What is dreaming?
Dreaming is an involuntary mental process which produces a reworking of information stored in memory, usually associated with experiences of the dreamer the day before. The dream takes us into a virtual reality made up of images, sounds, thoughts and / or feelings. Memories that are kept on waking may be simple (a picture, sound, idea, etc..) Or very elaborate.
The most elaborate dreams contain scenes, characters, scenes and objects. There is evidence that may have dreams in any of the stages of human sleep. However, remember more dreams and the dreams are more elaborate in what is called REM (Rapid Eye Movement, for its acronym in English Rapid Eye Movement) which takes place on the last leg of the sleep cycle.
That is the act of dreaming that has been confirmed only in Homo sapiens. Some animals also go through REM sleep, but their subjective experience is difficult to determine. It seems that the mammals are the animals most likely to dream because their sleep cycle similar to humans. The animal that spends more time in REM sleep is the armadillo.
In many cultures predictive value is attributed to the dream, conceived as an encrypted message that is necessary to unravel. We find this belief, for example, in the Bible (where Joseph interprets Pharaoh's dreams). In the early twentieth century, Sigmund Freud takes up the issue from a rational perspective in his Interpretation of Dreams (1900). The analysis of them is for him the access via regia to the unconscious.
The reason for the dreams:
The hypothesis that sleep participates in the consolidation of recent memory has been investigated by four paradigms:
Effects of sleep deprivation on the consolidation of memories;
Effects of learning on post-training sleep;
Effects of stimulation during sleep on sleep patterns and memory, and
Re-expression of specific neural patterns during post-training sleep.

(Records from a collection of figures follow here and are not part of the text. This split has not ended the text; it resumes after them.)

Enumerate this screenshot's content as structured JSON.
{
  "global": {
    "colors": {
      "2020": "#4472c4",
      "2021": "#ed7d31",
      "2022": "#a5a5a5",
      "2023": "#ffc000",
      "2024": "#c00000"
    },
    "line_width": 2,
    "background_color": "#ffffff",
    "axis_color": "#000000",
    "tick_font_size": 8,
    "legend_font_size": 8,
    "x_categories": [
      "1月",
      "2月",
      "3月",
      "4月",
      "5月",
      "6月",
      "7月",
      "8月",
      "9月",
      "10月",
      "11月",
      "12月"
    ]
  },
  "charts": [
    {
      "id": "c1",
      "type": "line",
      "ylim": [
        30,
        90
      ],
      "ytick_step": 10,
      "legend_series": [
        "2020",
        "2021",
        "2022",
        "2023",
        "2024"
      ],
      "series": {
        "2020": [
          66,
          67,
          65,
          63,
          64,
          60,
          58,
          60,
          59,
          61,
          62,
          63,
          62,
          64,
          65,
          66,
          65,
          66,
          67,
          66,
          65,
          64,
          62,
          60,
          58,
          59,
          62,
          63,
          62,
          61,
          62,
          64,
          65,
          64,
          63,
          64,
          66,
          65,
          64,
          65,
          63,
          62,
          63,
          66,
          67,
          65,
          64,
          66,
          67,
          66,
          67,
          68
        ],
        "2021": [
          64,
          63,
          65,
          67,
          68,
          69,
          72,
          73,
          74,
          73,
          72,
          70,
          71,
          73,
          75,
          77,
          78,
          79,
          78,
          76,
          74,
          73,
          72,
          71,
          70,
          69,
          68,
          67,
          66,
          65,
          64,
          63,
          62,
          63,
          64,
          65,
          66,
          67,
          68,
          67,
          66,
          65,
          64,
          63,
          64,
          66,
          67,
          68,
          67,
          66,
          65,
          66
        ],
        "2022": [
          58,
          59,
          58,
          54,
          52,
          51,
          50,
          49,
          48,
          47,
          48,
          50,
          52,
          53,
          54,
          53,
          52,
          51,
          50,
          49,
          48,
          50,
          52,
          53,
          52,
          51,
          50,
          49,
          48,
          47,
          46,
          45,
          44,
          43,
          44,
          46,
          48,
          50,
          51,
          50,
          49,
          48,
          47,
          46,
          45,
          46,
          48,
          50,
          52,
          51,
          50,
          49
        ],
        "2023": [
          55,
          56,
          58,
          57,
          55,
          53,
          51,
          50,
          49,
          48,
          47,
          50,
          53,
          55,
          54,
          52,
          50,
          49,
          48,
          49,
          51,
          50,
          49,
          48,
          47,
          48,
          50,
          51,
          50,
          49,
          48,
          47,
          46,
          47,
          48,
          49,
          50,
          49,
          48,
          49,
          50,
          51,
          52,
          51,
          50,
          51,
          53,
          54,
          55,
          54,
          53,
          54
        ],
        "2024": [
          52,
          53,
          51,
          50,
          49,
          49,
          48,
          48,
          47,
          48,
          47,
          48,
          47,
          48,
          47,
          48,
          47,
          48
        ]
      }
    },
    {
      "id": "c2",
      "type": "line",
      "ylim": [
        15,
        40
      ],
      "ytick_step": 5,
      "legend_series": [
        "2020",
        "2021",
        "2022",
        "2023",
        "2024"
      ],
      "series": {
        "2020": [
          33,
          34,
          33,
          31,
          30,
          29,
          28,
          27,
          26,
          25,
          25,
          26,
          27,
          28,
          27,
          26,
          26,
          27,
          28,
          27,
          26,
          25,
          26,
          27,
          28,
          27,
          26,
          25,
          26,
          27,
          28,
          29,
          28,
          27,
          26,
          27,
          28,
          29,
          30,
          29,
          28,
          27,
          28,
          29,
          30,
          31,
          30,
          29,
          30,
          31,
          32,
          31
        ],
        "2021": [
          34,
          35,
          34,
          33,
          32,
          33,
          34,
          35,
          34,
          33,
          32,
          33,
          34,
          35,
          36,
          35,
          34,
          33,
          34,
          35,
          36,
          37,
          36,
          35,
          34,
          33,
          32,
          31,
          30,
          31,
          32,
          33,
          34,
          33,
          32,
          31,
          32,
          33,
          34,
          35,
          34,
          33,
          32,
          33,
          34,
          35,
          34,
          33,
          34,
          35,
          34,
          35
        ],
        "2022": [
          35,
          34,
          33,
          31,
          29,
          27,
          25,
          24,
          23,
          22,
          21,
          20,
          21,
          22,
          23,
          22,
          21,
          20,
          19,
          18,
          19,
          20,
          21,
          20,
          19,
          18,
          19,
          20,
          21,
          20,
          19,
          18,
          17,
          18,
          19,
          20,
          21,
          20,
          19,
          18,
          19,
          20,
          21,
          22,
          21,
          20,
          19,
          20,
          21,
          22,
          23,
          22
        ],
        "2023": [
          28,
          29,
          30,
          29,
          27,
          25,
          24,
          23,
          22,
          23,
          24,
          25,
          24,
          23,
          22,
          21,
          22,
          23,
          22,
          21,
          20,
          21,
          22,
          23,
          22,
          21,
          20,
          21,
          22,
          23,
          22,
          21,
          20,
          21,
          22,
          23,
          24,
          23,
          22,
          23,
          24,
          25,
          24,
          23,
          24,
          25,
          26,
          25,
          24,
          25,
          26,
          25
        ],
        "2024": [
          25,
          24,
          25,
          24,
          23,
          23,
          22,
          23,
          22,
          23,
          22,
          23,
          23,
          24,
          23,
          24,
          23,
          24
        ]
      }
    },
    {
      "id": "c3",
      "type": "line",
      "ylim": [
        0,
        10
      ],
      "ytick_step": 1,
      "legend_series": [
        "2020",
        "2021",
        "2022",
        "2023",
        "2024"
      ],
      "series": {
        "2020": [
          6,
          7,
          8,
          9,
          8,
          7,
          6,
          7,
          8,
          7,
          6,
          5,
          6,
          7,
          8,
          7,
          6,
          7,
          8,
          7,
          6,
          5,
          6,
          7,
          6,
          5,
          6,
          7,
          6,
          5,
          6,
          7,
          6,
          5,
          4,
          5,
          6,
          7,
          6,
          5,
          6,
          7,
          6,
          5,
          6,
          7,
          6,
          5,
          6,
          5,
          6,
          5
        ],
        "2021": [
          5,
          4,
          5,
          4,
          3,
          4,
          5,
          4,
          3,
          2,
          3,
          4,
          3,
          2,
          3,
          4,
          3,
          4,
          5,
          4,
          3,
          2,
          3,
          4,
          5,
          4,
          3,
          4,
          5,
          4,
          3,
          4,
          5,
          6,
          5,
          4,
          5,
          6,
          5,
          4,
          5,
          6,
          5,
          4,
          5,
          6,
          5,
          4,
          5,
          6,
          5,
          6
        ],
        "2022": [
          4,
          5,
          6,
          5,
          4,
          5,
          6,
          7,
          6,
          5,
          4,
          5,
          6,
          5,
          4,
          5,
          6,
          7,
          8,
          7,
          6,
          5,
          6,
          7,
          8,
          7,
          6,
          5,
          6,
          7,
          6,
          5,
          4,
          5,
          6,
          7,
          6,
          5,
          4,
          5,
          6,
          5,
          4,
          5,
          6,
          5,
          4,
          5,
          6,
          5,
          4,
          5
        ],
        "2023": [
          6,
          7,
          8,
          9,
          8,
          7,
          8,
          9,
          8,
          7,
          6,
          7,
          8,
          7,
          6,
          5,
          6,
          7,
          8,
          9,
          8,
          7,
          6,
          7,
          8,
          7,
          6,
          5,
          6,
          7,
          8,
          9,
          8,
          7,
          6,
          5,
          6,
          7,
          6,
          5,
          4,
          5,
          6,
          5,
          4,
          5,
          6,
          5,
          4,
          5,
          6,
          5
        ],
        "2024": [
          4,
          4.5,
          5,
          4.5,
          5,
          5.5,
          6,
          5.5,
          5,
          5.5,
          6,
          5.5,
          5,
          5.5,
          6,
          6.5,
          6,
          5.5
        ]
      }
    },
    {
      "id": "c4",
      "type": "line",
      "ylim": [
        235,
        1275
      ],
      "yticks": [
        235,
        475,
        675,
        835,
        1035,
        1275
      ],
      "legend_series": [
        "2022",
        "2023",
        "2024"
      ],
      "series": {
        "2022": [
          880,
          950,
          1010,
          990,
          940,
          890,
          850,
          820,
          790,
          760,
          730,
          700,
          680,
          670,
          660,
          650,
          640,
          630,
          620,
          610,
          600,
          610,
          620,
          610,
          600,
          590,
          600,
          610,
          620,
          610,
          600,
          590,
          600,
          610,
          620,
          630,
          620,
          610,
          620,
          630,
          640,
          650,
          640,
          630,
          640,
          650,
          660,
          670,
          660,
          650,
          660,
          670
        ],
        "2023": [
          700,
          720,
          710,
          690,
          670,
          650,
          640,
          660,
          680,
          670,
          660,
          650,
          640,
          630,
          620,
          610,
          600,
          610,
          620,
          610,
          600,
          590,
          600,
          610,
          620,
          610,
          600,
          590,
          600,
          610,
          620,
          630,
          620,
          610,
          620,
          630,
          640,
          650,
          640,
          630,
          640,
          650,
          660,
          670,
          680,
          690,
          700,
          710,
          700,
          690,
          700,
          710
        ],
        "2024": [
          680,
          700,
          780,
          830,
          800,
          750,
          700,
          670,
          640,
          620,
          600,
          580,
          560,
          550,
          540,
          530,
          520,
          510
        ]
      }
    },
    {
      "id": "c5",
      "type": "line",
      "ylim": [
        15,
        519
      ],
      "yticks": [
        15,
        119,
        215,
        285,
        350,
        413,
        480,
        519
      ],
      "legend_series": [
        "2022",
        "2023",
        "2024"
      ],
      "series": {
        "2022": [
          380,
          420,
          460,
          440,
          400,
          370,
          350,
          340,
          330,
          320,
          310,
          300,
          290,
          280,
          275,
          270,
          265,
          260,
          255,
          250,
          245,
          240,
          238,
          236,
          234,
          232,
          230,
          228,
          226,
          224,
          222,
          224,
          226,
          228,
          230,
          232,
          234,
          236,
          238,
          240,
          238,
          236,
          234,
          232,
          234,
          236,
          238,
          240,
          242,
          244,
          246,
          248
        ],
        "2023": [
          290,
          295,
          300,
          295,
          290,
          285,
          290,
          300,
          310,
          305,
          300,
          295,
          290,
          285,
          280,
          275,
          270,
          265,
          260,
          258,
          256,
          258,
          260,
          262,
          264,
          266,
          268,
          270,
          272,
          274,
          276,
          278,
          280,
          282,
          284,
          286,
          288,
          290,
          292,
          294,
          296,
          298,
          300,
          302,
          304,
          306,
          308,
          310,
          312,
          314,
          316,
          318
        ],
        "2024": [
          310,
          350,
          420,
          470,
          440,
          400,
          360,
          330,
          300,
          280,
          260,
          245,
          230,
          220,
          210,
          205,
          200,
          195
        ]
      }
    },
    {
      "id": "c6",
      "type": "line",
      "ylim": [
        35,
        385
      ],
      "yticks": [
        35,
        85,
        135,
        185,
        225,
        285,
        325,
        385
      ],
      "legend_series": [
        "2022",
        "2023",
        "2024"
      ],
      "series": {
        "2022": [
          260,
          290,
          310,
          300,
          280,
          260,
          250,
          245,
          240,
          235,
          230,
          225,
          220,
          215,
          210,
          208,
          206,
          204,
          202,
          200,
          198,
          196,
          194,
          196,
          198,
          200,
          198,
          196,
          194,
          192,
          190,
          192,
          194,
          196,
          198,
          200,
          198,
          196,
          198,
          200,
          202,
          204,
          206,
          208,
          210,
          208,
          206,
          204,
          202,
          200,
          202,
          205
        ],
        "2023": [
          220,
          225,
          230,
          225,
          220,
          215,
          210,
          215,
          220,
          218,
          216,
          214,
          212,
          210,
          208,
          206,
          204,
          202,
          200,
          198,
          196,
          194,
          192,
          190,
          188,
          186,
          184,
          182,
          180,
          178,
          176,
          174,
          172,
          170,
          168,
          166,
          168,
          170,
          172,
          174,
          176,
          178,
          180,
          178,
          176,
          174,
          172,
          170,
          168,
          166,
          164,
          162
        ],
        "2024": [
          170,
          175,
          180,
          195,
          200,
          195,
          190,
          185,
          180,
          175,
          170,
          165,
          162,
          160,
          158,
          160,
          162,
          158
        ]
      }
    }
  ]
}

Dream studies confirm convincingly the idea that sleep is deeply involved in memory functions in humans and animals. However, the available data are still too few to confirm or reject the hypothesis recently exposed unequivocally that the consolidation of non-declarative memories and statements regarding processes depend on REM and NREM.
The most elaborate dreams contain scenes, characters, scenes and objects. There is evidence that may have dreams in any of the stages of human sleep. However, remember more dreams and the dreams are more elaborate in what is called REM (Rapid Eye Movement, for its acronym in English Rapid Eye Movement) which takes place on the last leg of the sleep cycle.
That is the act of dreaming that has been confirmed only in Homo sapiens. Some animals also go through REM sleep, but their subjective experience is difficult to determine. It seems that the mammals are the animals most likely to dream because their sleep cycle similar to humans. The animal that spends more time in REM sleep is the armadillo.
In many cultures predictive value is attributed to the dream, conceived as an encrypted message that is necessary to unravel. We find this belief, for example, in the Bible (where Joseph interprets Pharaoh's dreams). In the early twentieth century, Sigmund Freud takes up the issue from a rational perspective in his Interpretation of Dreams (1900). The analysis of them is for him the access via regia to the unconscious.
The reason for the dreams:
The hypothesis that sleep participates in the consolidation of recent memory has been investigated by four paradigms:
Effects of sleep deprivation on the consolidation of memories;
Effects of learning on post-training sleep;
Effects of stimulation during sleep on sleep patterns and memory, and
Re-expression of specific neural patterns during post-training sleep.
Dream studies confirm convincingly the idea that sleep is deeply involved in memory functions in humans and animals. However, the available data are still too few to confirm or reject the hypothesis recently exposed unequivocally that the consolidation of non-declarative memories and statements regarding processes depend on REM and NREM.